When starting to use Scrum for software development, many teams approach acceptance testing in a more or less traditional way. Developers focus on implementing the spring backlog items within the sprint. At the end of the sprint a new release of the system is delivered and declared ready for acceptance testing.
There are is a problem with this approach. When a Product Backlog Item is not tested for acceptance, is is not completely Done. When acceptance testing is done after the sprint, that is, during the next sprint, any corrections resulting from its feedback can only be planned in the sprint after that. Much too late! This approach tends to result in an ever increasing stack of corrections taking time that should be used to implement new Product Backlog Items, and thus slowing down development.
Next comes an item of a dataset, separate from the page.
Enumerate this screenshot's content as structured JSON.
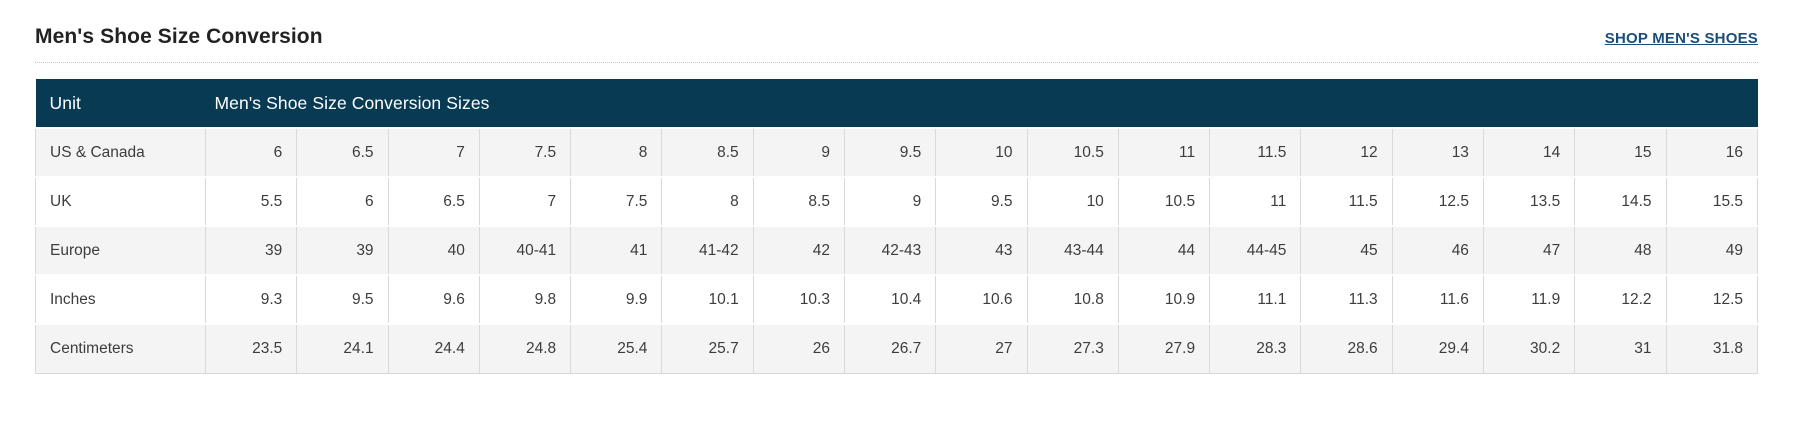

So, why don't we do acceptance testing within the sprint? In this way we receive earlier feedback and have the opportunity to repair any issues right away and have the Backlog Item really done by the end of the sprint. But this approach has its own problems. For instance, team members cannot do acceptance testing themselves, but someone outside has to do this. This means that the software must be made available to some acceptance testing environment, where outsiders can perform their tests. They need a reasonable amount of time for that, which means that near the end of the sprint developers have to stop developing because whatever they deliver cannot be tested anymore. That means loss of precious time.
Do you have experience with acceptance testing within Scrum sprints? By the way, this problem exists in every iterative style of development; not just in Scrum. What solutions work for you?